One commentator requested clarification and examples regarding the determination of the classification of a foreign eligible entity whose classification was never relevant or whose classification has not been relevant for 60 months and therefore has lapsed under the 60-month rule. In either case (assuming in the latter case that no election is made following the lapse of the classification), the entity's classification initially will be determined under the default classification rules of § 301.7701-3(b)(2) when the classification of the entity becomes relevant. Under the general rules of § 301.7701-3(c), an eligible entity may elect at such time to be classified other than as provided under the default classification rules, and may elect at some later time to change its classification. Treasury and the IRS do not believe at this time that further guidance or examples are needed to illustrate these general rules.

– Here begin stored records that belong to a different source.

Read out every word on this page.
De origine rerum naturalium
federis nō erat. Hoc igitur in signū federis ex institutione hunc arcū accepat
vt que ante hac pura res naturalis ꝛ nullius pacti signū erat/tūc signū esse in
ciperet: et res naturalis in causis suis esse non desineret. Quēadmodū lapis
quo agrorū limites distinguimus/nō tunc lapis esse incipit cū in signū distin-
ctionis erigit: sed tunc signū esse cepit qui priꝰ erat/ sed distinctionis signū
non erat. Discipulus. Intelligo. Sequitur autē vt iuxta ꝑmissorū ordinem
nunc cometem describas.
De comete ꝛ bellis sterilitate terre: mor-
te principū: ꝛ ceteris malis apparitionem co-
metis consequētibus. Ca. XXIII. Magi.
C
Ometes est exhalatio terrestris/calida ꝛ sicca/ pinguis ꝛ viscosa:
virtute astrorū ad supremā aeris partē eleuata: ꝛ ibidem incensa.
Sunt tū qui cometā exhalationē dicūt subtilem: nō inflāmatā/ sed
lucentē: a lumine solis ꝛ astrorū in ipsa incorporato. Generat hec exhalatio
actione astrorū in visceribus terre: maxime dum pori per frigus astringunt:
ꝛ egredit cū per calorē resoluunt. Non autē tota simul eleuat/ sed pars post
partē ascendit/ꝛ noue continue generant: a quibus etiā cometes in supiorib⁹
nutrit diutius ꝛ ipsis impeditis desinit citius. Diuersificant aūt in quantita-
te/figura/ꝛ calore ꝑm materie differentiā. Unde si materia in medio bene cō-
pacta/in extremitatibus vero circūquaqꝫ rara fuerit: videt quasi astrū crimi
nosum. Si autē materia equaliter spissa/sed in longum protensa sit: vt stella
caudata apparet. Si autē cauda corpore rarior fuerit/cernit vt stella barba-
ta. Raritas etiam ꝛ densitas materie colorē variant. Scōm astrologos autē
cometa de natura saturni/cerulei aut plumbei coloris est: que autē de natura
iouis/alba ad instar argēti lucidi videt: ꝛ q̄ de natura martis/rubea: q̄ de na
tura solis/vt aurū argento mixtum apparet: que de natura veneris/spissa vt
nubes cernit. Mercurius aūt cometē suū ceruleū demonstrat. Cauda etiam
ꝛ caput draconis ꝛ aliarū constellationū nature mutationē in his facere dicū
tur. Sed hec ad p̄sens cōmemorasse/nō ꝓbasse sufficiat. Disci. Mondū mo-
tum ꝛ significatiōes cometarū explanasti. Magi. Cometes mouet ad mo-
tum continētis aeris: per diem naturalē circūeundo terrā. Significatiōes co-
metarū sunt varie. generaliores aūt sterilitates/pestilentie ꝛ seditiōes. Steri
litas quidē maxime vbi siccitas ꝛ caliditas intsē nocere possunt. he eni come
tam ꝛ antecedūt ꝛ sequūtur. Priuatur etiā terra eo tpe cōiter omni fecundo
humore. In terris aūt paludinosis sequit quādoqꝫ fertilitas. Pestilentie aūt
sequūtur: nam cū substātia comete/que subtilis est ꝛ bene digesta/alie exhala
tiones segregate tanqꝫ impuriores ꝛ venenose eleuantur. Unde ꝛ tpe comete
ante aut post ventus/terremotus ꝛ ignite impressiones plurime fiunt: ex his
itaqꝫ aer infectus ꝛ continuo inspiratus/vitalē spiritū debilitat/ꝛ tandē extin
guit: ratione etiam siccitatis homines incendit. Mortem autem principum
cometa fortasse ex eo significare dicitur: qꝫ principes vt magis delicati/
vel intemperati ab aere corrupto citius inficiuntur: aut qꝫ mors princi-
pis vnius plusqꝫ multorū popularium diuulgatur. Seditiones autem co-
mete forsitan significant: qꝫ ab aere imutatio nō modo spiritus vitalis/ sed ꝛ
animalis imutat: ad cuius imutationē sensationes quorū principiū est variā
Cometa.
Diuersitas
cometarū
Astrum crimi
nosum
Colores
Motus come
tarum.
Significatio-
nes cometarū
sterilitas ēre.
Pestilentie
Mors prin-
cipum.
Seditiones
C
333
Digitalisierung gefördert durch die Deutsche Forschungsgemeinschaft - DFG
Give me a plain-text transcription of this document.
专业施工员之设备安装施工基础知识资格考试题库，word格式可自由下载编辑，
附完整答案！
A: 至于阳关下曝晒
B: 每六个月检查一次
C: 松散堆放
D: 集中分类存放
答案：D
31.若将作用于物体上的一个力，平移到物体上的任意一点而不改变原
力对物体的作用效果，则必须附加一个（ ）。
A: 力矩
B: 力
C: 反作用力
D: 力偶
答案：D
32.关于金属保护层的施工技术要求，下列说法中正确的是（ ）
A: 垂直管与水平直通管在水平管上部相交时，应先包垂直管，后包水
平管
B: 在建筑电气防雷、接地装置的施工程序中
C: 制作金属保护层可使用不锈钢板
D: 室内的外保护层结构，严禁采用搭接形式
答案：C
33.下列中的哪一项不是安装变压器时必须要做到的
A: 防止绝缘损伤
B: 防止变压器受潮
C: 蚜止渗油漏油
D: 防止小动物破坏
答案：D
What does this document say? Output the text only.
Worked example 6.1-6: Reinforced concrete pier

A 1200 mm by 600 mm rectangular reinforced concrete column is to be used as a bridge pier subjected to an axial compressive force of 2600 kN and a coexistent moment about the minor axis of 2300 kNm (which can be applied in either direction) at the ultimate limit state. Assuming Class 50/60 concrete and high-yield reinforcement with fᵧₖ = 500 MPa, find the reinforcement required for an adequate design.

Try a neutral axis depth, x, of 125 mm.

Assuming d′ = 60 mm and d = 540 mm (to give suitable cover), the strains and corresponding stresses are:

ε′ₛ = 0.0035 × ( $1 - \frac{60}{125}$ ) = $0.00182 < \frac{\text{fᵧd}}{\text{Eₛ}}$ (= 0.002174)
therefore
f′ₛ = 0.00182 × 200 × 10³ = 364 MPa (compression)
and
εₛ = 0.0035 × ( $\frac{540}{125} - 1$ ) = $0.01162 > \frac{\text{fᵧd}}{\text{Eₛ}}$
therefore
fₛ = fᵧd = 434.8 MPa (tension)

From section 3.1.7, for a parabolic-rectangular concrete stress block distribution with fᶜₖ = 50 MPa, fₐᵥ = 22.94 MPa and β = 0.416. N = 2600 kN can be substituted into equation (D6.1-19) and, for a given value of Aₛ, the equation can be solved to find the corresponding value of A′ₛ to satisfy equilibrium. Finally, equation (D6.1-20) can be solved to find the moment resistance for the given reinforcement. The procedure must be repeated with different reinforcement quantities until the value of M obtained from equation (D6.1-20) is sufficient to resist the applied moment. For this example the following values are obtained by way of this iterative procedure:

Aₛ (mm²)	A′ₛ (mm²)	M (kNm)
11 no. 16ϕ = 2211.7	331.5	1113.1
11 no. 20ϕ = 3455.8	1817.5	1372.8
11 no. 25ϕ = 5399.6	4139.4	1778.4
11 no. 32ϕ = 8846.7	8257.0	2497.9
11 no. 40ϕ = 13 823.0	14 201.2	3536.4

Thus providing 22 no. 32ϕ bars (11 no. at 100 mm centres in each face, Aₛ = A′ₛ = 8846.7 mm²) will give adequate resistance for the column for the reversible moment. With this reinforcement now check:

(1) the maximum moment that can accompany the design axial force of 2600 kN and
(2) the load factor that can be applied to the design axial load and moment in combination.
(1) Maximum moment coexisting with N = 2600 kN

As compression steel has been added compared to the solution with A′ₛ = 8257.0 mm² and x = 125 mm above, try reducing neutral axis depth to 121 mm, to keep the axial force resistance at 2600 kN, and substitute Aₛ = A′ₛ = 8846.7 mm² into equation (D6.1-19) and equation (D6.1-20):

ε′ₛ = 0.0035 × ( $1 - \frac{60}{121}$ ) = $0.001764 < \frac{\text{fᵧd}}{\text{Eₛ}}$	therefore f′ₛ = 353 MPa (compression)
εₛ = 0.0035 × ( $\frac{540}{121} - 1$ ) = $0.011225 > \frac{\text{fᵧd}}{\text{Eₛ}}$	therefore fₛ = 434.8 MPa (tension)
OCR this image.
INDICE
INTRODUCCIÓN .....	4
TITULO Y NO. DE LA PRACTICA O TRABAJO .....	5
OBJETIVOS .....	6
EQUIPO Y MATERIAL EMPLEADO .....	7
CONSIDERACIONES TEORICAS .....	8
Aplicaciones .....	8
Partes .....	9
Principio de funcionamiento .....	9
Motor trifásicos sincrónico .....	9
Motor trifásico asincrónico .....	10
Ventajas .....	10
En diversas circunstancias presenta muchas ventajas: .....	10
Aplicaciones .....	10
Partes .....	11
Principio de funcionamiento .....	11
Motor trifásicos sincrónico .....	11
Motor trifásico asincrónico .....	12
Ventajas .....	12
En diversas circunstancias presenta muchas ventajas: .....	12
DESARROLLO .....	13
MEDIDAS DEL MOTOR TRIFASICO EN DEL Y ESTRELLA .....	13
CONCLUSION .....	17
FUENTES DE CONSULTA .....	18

The principal authors of these regulations are Aaron A. Farmer and Ronald M. Gootzeit, Office of Associate Chief Counsel (International). However, other personnel from Treasury and the IRS participated in their development.
§ 301.7701-3
(d) Special rules for foreign eligible entities—(1) Definition of relevance—(i) General rule. * * *
(3) Special rule when classification is no longer relevant. If the classification of a foreign eligible entity is not relevant (as defined in paragraph (d)(1) of this section) for 60 consecutive months, then the entity's classification will initially be determined pursuant to the provisions of paragraph (b)(2) of this section when the classification of the foreign eligible entity becomes relevant (as defined in paragraph (d)(1)(i) of this section). The date that the classification of a foreign entity is not relevant is the date an event occurs that causes the classification to no longer be relevant, or, if no event occurs in a taxable year Start Printed Page 60299that causes the classification to be relevant, then the date is the first day of that taxable year.